A 2025 narrative review published in Pediatric Obesity examined the effectiveness of preventive interventions for childhood obesity initiated during the first 1,000 days of life—from conception through a child’s second birthday. The review focused on randomized controlled trials (RCTs) and systematic reviews that implemented strategies during pregnancy, infancy, and early toddlerhood.
The authors conducted a structured search of English-language studies published between 2012 and 2023. A total of 37 unique RCTs and 9 systematic reviews met the inclusion criteria. Studies were evaluated based on the age window of intervention, the delivery setting (e.g., healthcare or community), and primary outcomes, which included BMI z-scores, prevalence of overweight or obesity, and modifiable risk behaviors such as infant feeding and physical activity .
Most trials (57%) began during pregnancy, with the remainder starting during infancy or spanning both time periods.
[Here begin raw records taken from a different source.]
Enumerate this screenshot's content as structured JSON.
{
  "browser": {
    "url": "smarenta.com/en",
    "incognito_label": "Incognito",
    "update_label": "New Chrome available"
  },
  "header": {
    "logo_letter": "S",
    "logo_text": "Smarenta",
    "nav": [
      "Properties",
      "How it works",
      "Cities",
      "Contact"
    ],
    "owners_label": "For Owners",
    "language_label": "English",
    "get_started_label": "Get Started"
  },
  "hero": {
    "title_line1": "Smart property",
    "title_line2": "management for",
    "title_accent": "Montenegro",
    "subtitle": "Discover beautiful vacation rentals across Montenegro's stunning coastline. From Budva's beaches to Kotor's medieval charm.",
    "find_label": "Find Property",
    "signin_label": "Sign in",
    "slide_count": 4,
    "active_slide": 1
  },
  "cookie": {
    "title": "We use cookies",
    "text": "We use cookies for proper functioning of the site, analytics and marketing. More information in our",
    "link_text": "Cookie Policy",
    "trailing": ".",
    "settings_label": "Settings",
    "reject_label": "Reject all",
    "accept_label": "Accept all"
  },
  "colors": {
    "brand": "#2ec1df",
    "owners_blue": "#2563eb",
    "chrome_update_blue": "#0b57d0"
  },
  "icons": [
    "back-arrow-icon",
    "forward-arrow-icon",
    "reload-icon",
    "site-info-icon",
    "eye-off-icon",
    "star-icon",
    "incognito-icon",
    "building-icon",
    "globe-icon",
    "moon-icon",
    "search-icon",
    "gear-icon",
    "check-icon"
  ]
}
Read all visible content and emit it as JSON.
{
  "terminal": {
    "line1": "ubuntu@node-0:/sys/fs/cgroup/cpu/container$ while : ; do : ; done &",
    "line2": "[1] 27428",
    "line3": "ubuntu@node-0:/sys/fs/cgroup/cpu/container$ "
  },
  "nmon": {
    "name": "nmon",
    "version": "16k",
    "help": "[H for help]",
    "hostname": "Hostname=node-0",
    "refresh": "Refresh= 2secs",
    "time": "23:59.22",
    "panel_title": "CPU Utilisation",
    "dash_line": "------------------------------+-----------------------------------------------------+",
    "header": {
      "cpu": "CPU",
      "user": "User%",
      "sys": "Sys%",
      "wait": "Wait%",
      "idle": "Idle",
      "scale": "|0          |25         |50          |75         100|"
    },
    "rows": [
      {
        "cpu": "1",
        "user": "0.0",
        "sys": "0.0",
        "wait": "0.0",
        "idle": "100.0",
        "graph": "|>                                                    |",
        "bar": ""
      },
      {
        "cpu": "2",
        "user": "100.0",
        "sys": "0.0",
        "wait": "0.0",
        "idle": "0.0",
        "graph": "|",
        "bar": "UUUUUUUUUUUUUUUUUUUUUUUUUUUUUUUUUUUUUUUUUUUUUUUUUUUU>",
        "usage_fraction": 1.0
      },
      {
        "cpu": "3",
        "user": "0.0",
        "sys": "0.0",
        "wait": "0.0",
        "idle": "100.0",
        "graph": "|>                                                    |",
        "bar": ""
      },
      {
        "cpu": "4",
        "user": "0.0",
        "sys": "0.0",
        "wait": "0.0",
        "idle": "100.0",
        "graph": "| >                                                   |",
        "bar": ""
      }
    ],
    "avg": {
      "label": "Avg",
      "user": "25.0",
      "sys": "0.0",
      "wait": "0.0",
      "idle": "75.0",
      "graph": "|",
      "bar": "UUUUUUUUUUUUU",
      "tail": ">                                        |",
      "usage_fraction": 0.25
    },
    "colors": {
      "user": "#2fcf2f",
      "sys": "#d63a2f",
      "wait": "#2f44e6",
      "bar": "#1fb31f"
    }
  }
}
Interventions typically focused on maternal diet and physical activity, breastfeeding promotion, complementary feeding practices, responsive parenting, sleep regulation, and screen time reduction. Delivery modes varied and included in-person counseling, home visits, telephone calls, mobile apps, and educational materials .
Among the pregnancy-focused interventions, 12 out of 21 trials reported statistically significant effects on child adiposity outcomes. These interventions commonly targeted maternal weight gain, dietary habits, and gestational diabetes management. For example, several studies demonstrated reduced offspring BMI z-scores or lower risk of high birth weight when mothers received structured lifestyle counseling during pregnancy .
Infancy- and toddlerhood-focused interventions showed more variability in outcomes. Of the 16 trials initiated postnatally, 9 reported significant reductions in child adiposity or improvements in feeding behaviors. Interventions emphasizing responsive feeding and sleep routines were associated with modest improvements in weight-related measures. However, some studies that delivered information-only interventions, particularly those using digital platforms without personal contact, reported limited effects .
Several multicomponent interventions that spanned both pregnancy and infancy reported improvements in behavioral outcomes, such as prolonged breastfeeding duration or delayed introduction of solid foods, even when changes in BMI were not observed. Notably, interventions that involved repeated contacts and multidisciplinary teams across healthcare settings were more likely to report significant effects .
Despite these findings, the authors noted considerable heterogeneity in study design, duration, outcome measures, and target populations. This variability limited the ability to draw conclusions about the comparative effectiveness of different intervention strategies. Furthermore, many studies were conducted in high-income countries and may not be generalizable to other settings .
The review concludes that interventions initiated in the first 1,000 days can influence early risk factors for childhood obesity, particularly when delivered in healthcare settings with consistent engagement. However, long-term follow-up data and standardized outcome measures are needed to evaluate the sustained impact of these strategies across diverse populations.